As I chatted with Buscombe over coffee, she explained that health was her primary motivation for getting “on the road to vegan.” “I have good health, and I want to keep it,” she said. “I want to stay off medications.” Mounting scientific evidence shows that plant-based eating significantly increases a person’s chances of having a long and healthy life. Buscombe has found that she sleeps better and has more energy on a plant-based diet.
Here are some highlights of our conversation.
Q: What is the transition to vegan cooking like for a highly trained chef like yourself?
A: Taste is paramount! After 40 years over the stove cooking professionally, I’ve learned what tastes good. I’ve always been interested in all types of cooking, and many traditional dishes don’t have meat, so I was already familiar with many meatless dishes. And I love to learn new things! The most exciting thing for me is to learn something new after cooking professionally for so long.
Savory dishes swap out with vegan ingredients very easily.
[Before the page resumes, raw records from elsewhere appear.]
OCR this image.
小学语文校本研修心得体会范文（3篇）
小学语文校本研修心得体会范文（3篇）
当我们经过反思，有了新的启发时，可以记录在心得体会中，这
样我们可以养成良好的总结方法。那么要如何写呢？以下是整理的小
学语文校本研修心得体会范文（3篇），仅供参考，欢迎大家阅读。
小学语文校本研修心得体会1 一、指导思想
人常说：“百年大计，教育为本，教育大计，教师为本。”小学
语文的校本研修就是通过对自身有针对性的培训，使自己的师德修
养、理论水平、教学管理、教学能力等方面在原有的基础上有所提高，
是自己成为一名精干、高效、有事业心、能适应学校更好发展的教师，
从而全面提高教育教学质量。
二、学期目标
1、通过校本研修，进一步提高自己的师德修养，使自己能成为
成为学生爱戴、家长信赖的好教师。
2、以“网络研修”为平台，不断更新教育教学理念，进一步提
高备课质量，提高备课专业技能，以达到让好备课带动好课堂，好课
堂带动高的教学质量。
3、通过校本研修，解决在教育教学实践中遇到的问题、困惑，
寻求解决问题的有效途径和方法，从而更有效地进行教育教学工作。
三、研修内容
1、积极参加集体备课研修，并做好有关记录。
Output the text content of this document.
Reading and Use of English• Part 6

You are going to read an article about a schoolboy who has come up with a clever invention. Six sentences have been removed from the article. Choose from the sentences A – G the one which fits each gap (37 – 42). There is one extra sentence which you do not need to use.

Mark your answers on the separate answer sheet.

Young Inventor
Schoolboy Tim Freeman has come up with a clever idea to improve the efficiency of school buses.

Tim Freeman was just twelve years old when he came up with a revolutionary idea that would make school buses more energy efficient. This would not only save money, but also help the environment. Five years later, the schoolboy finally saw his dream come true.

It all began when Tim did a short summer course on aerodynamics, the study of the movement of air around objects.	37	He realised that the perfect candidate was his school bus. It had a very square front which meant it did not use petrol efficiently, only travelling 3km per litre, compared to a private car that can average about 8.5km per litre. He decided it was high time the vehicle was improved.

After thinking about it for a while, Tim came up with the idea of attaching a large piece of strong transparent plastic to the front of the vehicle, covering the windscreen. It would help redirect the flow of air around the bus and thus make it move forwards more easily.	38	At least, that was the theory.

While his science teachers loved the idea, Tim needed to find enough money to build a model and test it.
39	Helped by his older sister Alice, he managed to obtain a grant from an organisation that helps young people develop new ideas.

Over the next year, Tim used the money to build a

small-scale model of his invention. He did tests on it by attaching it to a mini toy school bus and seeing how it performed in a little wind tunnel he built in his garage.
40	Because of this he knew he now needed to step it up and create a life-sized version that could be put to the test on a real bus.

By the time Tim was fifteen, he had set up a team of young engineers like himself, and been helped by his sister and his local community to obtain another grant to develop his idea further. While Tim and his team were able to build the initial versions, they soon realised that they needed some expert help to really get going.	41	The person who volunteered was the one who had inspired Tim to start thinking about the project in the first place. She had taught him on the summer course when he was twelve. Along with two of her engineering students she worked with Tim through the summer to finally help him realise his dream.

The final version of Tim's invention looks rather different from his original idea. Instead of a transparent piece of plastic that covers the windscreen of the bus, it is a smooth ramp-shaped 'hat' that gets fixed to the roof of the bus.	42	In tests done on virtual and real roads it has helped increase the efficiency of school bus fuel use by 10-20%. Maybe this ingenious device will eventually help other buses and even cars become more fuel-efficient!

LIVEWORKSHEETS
Vegan baking is a bit more challenging. Lately, I’m looking toward making more of my own vegan meats. I make an andouille sausage with seitan. The first day, it’s good. The second day, you can’t tell the difference between it and meat sausage. My husband is a non-vegan, and he likes it.
I’m blown away by The Herbivorous Butcher in Minneapolis! People need to understand that when they experiment with plant-based meats and cheeses, they can’t expect them to taste exactly the same as animal-based, but they’ll be better off!
Q: You mentioned your husband. Any insights on the subject of mixed vegan/non-vegan households?
A: It teaches the art of compromise! You can’t always have it your own way.
Q: Would you describe yourself as vegan?
A: I’m a flexitarian — 80% vegan. When I’m a guest, I will eat a little meat, but I don’t make it for myself, and I often bring a plant-based dish to share at potlucks. I still cook meat sometimes for my own guests, but I introduce them to vegan dishes, too. I occasionally have seafood, because it’s part of my Cajun background, and it’s my specialty.
Q: What are some plant-based dishes you like to share?
A: My favorite vegan cuisine is Italian. I make polenta lasagna with mushrooms, mushroom risotto, and mushroom bolognese. Mushrooms are a good swap for meat, and most people like them. I use a mix of fresh and canned. I like to make a base mix of celery, onion and carrot (called a mirepoix) with added mushrooms; it can go in many directions.
Q: What advice do you have for readers who want to be more plant-based?
A: From a chef’s perspective, a whole food, plant-based diet requires two things: first, you must have time to cook. And second, you must learn to use seasonings and take an interest in learning about new ingredients and flavor profiles. Your spice cabinet will grow! Learning about plant-based food is an ingredient adventure. Have fun!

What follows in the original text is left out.